Adığey Cumhuriyeti’nin son yüz yıllık siyasi tarihini merak edenler, “Adığey’de Devletleşme Süreçleri ve Ulusal Sorun” adlı kitabımı okuyabilirler. Rusya Federasyonu’na bağlı bir federe cumhuriyet olan Adığey Cumhuriyeti, 1922 yılında bir özerk bölge olarak kurulmuş. Yaklaşık 70 yıl süren Sovyet döneminde bu bölgenin yerli halkı olan Çerkesler (Adığeler) işçi ve emekçi sınıflar öncülüğünde Sovyetik bir uluslaşma süreci yaşamışlar. 1990’larda ise Adığey Özerk Bölgesi’nin statüsü yükseltilmiş ve Adığey Cumhuriyeti olarak ilan edilmiş. Bugün Adığey Cumhuriyeti, Rusya Federasyonu’nu oluşturan 21 federe cumhuriyetten biri, Federasyon’un eşit haklara sahip egemen bir öznesi.
Adığey’de yaşanan ulusal sorun şimdilik konumuz dışı. Daha sonra detaylı bir analize tabi tutulabilir. Fakat ben şu anda, okurlara seslendiğim yeri tanıtmak istiyorum.

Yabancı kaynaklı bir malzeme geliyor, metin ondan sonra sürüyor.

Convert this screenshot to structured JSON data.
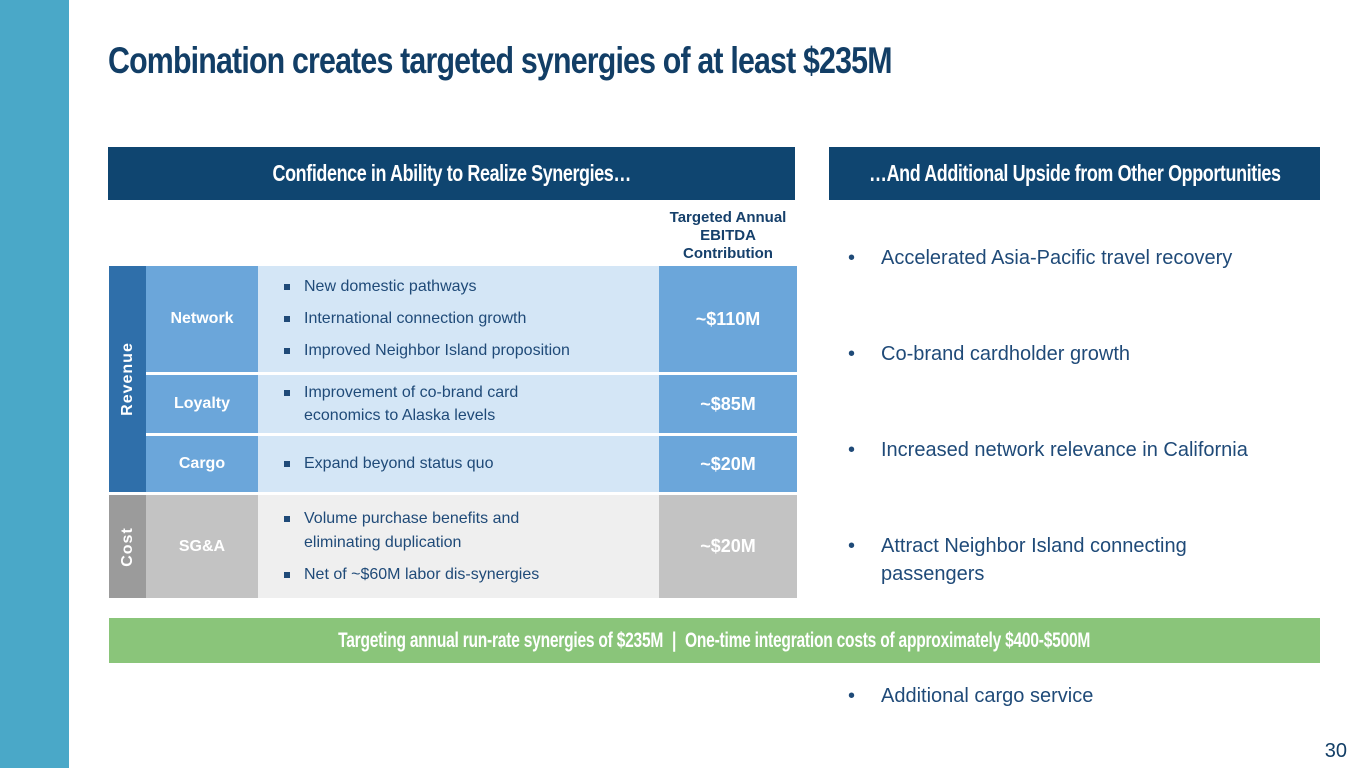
{
  "slide": {
    "title": "Combination creates targeted synergies of at least $235M",
    "page_number": "30"
  },
  "left_panel": {
    "header": "Confidence in Ability to Realize Synergies…",
    "column_header": "Targeted Annual EBITDA Contribution",
    "groups": {
      "revenue": "Revenue",
      "cost": "Cost"
    },
    "rows": [
      {
        "category": "Network",
        "items": [
          "New domestic pathways",
          "International connection growth",
          "Improved Neighbor Island proposition"
        ],
        "value": "~$110M"
      },
      {
        "category": "Loyalty",
        "items": [
          "Improvement of co-brand card economics to Alaska levels"
        ],
        "value": "~$85M"
      },
      {
        "category": "Cargo",
        "items": [
          "Expand beyond status quo"
        ],
        "value": "~$20M"
      },
      {
        "category": "SG&A",
        "items": [
          "Volume purchase benefits and eliminating duplication",
          "Net of ~$60M labor dis-synergies"
        ],
        "value": "~$20M"
      }
    ]
  },
  "right_panel": {
    "header": "…And Additional Upside from Other Opportunities",
    "bullets": [
      "Accelerated Asia-Pacific travel recovery",
      "Co-brand cardholder growth",
      "Increased network relevance in California",
      "Attract Neighbor Island connecting passengers",
      "Additional cargo service"
    ]
  },
  "footer": {
    "left_text": "Targeting annual run-rate synergies of $235M",
    "separator": "|",
    "right_text": "One-time integration costs of approximately $400-$500M"
  },
  "colors": {
    "accent_bar": "#4aa8c8",
    "header_navy": "#0f4570",
    "revenue_blue": "#2f6faa",
    "row_blue": "#6ba6da",
    "row_light_blue": "#d4e6f6",
    "cost_grey": "#9b9b9b",
    "footer_green": "#8ac57a"
  }
}
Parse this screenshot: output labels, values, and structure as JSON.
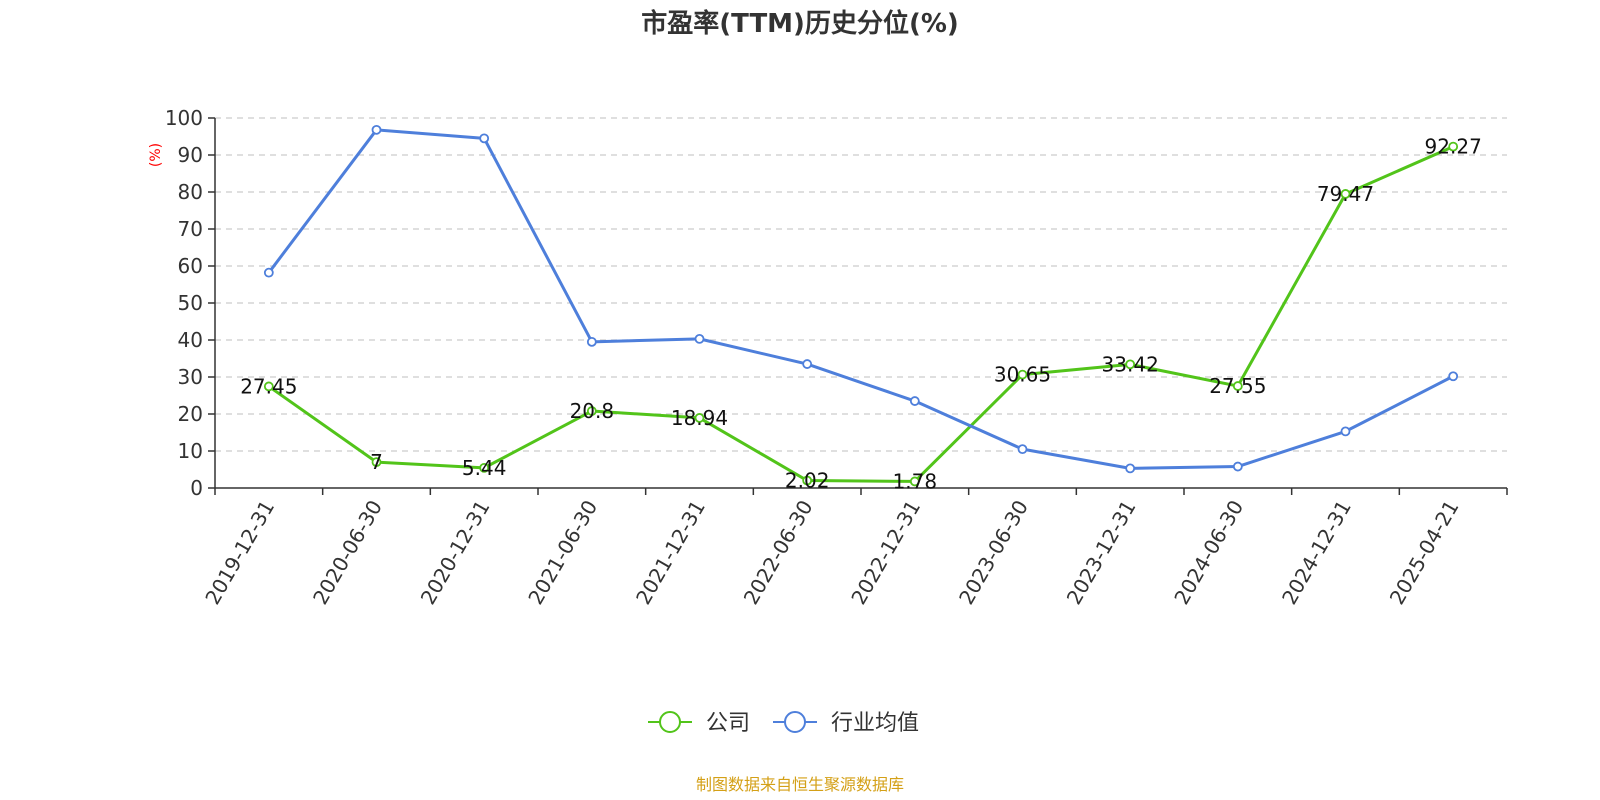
{
  "chart_data": {
    "type": "line",
    "title": "市盈率(TTM)历史分位(%)",
    "ylabel": "(%)",
    "ylim": [
      0,
      100
    ],
    "yticks": [
      0,
      10,
      20,
      30,
      40,
      50,
      60,
      70,
      80,
      90,
      100
    ],
    "grid": true,
    "legend_position": "bottom",
    "categories": [
      "2019-12-31",
      "2020-06-30",
      "2020-12-31",
      "2021-06-30",
      "2021-12-31",
      "2022-06-30",
      "2022-12-31",
      "2023-06-30",
      "2023-12-31",
      "2024-06-30",
      "2024-12-31",
      "2025-04-21"
    ],
    "series": [
      {
        "name": "公司",
        "color": "#52c41a",
        "values": [
          27.45,
          7,
          5.44,
          20.8,
          18.94,
          2.02,
          1.78,
          30.65,
          33.42,
          27.55,
          79.47,
          92.27
        ],
        "labels": [
          "27.45",
          "7",
          "5.44",
          "20.8",
          "18.94",
          "2.02",
          "1.78",
          "30.65",
          "33.42",
          "27.55",
          "79.47",
          "92.27"
        ]
      },
      {
        "name": "行业均值",
        "color": "#4e7fdb",
        "values": [
          58.2,
          96.8,
          94.5,
          39.5,
          40.3,
          33.5,
          23.5,
          10.5,
          5.3,
          5.8,
          15.3,
          30.2
        ]
      }
    ]
  },
  "source_text": "制图数据来自恒生聚源数据库",
  "colors": {
    "axis": "#333333",
    "grid": "#cccccc",
    "ylabel": "#ff0000",
    "source": "#d4a017"
  }
}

21 Mayıs 1864’te Kafkas-Rus Savaşları, Çarlık Rusya’sının zaferi ile sona ermiş, yaklaşık 3 yüzyıl süren Çerkes Soykımı’nın ardından bir başka soykırım olarak Büyük Çerkes Sürgünü yaşanmıştı. Çerkesler nüfuslarının % 96’sını Osmanlı ülkesine sürgün verdiler. Sürgün boyunca sürülenlerin en az üçte biri de yollarda öldü. İnsanlık tarihinin kaydettiği en korkunç toplu katliamlardan biriydi bu.

Ne var ki, Kafkasya’da kalabilen bir avuç Çerkes, Ekim Devrimi’nin getirdiği özgürlük ortamında devletleşme imkanı buldu. Ardından bu devlet bünyesinde ve işçi-emekçi sınıflar önderliğinde bir uluslaşma süreci yaşandı. 1991 yılında ise Sovyet Sosyalist Cumhuriyetler Birliği dağılırken Çerkesler, özerk devletlerini Adığey Cumhuriyeti olarak ilan ettiler.

1990’lı yıllar Çerkesler açısından önemli kazanımların elde edildiği, ciddi başarıların kazanıldığı yıllardı. Çerkes ulusal dinamizmi yükselişe geçmiş, ulusal hareketler canlanmıştı. Ardından tüm Kuzey Kafkasya üzerinde olduğu gibi Adığey üzerinde de kara bulutlar dolaşmaya başladı. 2000’li yıllar Çerkesler açısından hiç de olumlu şeyler getirmedi. Tüm bunlar başka yazılarda ayrıca incelenebilir.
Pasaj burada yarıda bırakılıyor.